Rabu, 12 Februari 2014

Satu-satunya yang Terlupakan

Aku tak mampu bedakan mana yang awal dan akhir. Aku memutuskan yang paling menyentuh lukaku adalah ‘akhir’, namun, pun aku tak mampu mengelak ‘awal’ mengambil porsi sama dalam membuat luka. Sama perih, sama-sama akan sulit tuk diobati, memberikan cerita sendiri-sendiri dari sudut pandang tiap pelaku di dalamnya.

Aku diam di satu waktu. Tanpa kusadari, aku mendekat pada ujung-ujung duri, di sana, aku melihat keindahan yang memanggilku untuk terus mendekat, namun, aku hanya belum mengetahui ada luka yang juga menungguku.
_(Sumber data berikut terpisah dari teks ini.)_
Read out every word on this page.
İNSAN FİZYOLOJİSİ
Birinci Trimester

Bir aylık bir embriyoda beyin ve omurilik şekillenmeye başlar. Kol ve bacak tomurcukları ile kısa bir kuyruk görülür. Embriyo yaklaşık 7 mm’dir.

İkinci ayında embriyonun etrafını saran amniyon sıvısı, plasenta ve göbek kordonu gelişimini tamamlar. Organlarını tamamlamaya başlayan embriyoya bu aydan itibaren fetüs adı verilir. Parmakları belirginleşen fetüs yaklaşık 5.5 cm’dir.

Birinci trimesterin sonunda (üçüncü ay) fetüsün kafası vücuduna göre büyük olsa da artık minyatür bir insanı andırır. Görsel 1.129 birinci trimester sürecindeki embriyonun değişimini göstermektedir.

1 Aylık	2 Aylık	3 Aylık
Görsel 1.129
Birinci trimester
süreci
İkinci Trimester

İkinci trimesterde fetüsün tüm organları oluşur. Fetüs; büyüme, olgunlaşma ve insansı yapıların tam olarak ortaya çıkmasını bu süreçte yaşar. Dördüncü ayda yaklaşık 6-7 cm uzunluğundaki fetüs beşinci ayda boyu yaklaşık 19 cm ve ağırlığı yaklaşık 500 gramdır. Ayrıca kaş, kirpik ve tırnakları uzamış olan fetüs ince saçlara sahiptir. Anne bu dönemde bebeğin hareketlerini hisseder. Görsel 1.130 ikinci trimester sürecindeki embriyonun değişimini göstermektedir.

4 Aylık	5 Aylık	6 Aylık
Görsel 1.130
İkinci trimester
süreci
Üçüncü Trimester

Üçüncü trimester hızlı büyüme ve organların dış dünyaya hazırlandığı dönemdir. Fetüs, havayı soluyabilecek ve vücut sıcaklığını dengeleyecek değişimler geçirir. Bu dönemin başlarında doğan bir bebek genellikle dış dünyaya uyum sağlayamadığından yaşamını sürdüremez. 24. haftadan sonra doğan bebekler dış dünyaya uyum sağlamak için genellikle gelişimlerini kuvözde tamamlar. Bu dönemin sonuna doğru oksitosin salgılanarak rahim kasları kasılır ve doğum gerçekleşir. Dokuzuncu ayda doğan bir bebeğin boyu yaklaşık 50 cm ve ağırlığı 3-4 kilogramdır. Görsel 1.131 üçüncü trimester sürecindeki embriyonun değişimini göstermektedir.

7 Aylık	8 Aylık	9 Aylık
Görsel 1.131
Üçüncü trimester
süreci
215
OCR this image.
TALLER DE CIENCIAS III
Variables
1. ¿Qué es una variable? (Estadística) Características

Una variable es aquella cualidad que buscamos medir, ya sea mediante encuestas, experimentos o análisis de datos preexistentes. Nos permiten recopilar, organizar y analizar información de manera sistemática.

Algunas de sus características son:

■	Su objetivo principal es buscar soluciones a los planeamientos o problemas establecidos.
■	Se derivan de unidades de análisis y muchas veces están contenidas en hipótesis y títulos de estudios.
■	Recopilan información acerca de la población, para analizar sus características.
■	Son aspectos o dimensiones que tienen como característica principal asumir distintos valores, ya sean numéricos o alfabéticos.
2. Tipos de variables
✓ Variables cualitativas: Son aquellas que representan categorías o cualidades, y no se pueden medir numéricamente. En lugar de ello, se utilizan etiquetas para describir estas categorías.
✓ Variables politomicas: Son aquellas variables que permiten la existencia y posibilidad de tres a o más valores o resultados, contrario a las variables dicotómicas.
Satu sosok sempurna. Dengan segala yang dimilikinya. Aku hanya terkadang lupa, adakah yang pernah tahu apa yang ada dalam hati seseorang?

Aku menyikapi seadanya. Tentang waktu yang memberiku kesempatan lagi menjelajahi makna sesungguhnya dari cinta. Ah, aku sudah lama berhenti mengurusi hal ini, karena semakin lama aku tahu satu-satunya yang diberikan cinta, apalagi kian nanti ia pergi, adalah luka yang menemaniku sendiri. Satu-satunya ketakutan terbesarku adalah aku takut menerima kenyataan andai aku kembali dijadikan tempat persinggahan, tempat peristirahatan hati-hati yang kelelahan, lalu, apa? Pada akhirnya, aku kembali berdua dengan bayanganku sendiri. Selesai.

Siapa sangka aku terjerat sekarang? Dalam kisah lama seseorang yang butuh penyegaran pada hatinya yang sesak. Ia memunggungi pemanis hidupnya, mengaku tak mampu lagi untuk sedetik lagi mengulang bunyi tawanya, mengaku luka hatinya lebih parah dari siapa pun di dunia, ah, hanya orang bodoh yang percaya itu nyata. Dan aku, satu-satunya orang bodoh itu.

Bayangmu yang semu sempat memerhatikanku dan memberikan aku sedikit harapan kelabu. Aku sudah lama tenggelam dalam kelam, dalam sakitnya luka pemberian angin-angin yang hanya melewatiku sekejap, ah, mungkin takkan ada seorang pun yang mengerti. Kata-kataku yang terlalu sulit atau memang kisahku hanya aku yang mampu memahaminya sendiri. Mungkin Tuhan menyimpan satu untukku di kemudian hari. Yang pasti, kau telah memilikinya sekarang. Milikmu paling berharga dan paling indah yang tak mungkin semudah itu kaulepas. Meski, kadang hati kecilku, ah, bukan, mungkin lebih tepat egoku, menginginkan juga pelukmu.

Aku sangat paham saat-saat untuk mengalah. Iya, mengalah. Aku tak pernah mengartikan ‘mengalah’ adalah kekalahan telak, kurasa lebih tepatnya ialah membiarkan seseorang menang demi bahagianya yang nanti suatu saat akan datang hari di mana ia sadar siapa yang sebenarnya kalah. Hanya saja, hatimu tak mampu semudah itu mengalah, terlebih lagi, ketika satu-satunya kekuatanmu yang tersisa hanyalah luka. Entahlah, menyenangkan ketika semua berbahagia.

Meski membuatku satu-satunya yang terlupakan.